Microsoft Surface Hub Delay ‘No Big Deal’

Partners know AV community is anticipating IT giant’s first major release into space, but expects customers to be patient—to a point.>

When Microsoft announced last week it was delaying the release of Surface Hub due to what it called “unexpected demand” for the product, there was predictable groan across much of the AV industry.

It wasn’t so much finger-pointing and resignation as a feeling of “I told you so” for many critics who had long expressed their doubts about Microsoft finding a place in the systems integration world.

But I’ve said it before, and I’ll say it again after a lengthy debate on AV Week about what it means to have Microsoft’s first major release into the AV world delayed: it’s a good thing they’re moving into the AV space, even if that first major splash has experienced a setback.

Watch the AV Week discussion about how Microsoft’s decision to delay Surface Hub’s release will affect its standing in the AV industry.

I’m even more confident in that opinion after hearing Justin Kennington of Crestron say a delay in Surface Hub’s release will be “no big deal” in the long run if it turns out to be a good product and after talking to Dale Bottcher of AVI-SPL and John Mitton of Red Thread, two of Microsoft’s launch partners on the Surface Hub.

Bottcher, senior VP of sales for AVI-SPL, spoke about Surface Hub at the recent Microsoft World Partners Conference and is excited about the opportunities it can bring his company in the future. Certainly, he’d hope that partnership would get off the ground sooner and now he realizes AVI-SPL is unlikely to gain any Surface Hub-related revenue this year, but that doesn’t dampen his enthusiasm.

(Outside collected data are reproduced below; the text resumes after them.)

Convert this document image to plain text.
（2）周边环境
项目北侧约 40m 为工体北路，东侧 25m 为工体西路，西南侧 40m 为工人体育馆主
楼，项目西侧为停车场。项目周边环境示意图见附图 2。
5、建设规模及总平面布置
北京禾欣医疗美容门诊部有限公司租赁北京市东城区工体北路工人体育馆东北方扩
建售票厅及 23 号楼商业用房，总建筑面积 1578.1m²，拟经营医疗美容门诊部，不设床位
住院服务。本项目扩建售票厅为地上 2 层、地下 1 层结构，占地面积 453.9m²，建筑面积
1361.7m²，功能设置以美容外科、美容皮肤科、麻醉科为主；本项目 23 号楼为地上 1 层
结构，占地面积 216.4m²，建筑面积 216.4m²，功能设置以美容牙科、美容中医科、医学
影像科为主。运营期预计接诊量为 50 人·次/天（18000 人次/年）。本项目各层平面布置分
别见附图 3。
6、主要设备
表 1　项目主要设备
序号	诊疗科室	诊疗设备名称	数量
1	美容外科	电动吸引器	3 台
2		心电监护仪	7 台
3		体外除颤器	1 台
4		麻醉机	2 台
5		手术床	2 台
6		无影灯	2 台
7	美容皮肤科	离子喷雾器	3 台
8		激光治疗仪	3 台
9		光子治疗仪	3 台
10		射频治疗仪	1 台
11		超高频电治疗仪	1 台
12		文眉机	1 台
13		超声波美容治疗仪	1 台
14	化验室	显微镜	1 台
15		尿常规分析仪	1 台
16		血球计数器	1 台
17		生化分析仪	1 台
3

“We know the delay isn’t days or weeks, but we’re still squarely behind it,” says Bottcher. “It’s a very important part of our future. There’s so much momentum and pent-up demand for collaboration. This represents a new way to meet. I’m OK with waiting so they can perfect the product.”

Bottcher knows Microsoft’s subpar InfoComm debut in 2014 led to “skepticism about whether they can be in this market” and the delay of Surface Hub will only enhance that doubt. But he’s confident once Surface Hub is released and deployed, those furrowed brows will become raised in amazement.

“I think they bring a lot of credibility to our space,” says Bottcher. “Having Microsoft part of this industry really moves the technology discussion further up the chain.” He compared it to when Cisco dipped its toes into telepresence by acquiring Tandberg in 2011.

“When you use this product, you see the possibilities of it. It’s the first product that I’ve seen that sells itself,” says Bottcher, noting AVI-SPL launched a microsite for pre-orders and demos shortly after becoming a launch partner on the Surface Hub.

Bottcher hopes Microsoft doesn’t push off Surface Hub’s release too long. The company is expected to announce in mid-August when it will release the product.

“I don’t want to see the momentum disappear,” he says. “This gives us more time to create bundles and solutions but I want people to stay excited about it and some of that will go away if they have to wait a long time.”

Hear more from AVI-SPL’s Dale Bottcher at the recent Worldwide Partners Conference.

Red Thread has been doing Surface Hub demos for the last couple of weeks or so in the Microsoft Technology Center in Boston and “people like what they see,” says Mitton, VP of the company’s audiovisual group. He sees applications in corporate, financial and higher ed verticals so far.

“It’s important to get this in front of people because it’s a different way of thinking,” says Mitton, noting it’s too bad Red Thread can’t do the demos in its own office or at the customer’s HQ yet. “We want to get it in front of people and show them how it works.”

Mitton doesn’t worry about how the delay will affect Microsoft’s reputation among his customers.

“It’s technology; people expect there to be issues,” he says. “They want to make sure it’s done correctly and have confidence in the product, even if that means having to wait a little longer. It can’t be a year from now, but I don’t think most people mind waiting a few extra months. Any perception of this being a black eye for Microsoft is within the AV industry, not in the enterprise space. Outside of AV, they’re fine with waiting, although all bets are off if it’s an extended delay.”

Once Surface Hub is available, Mitton expects it’ll be about six months before Red Thread sees some real impact in terms of the bottom line from it.

“We looked at it as a long-term relationship,” he says.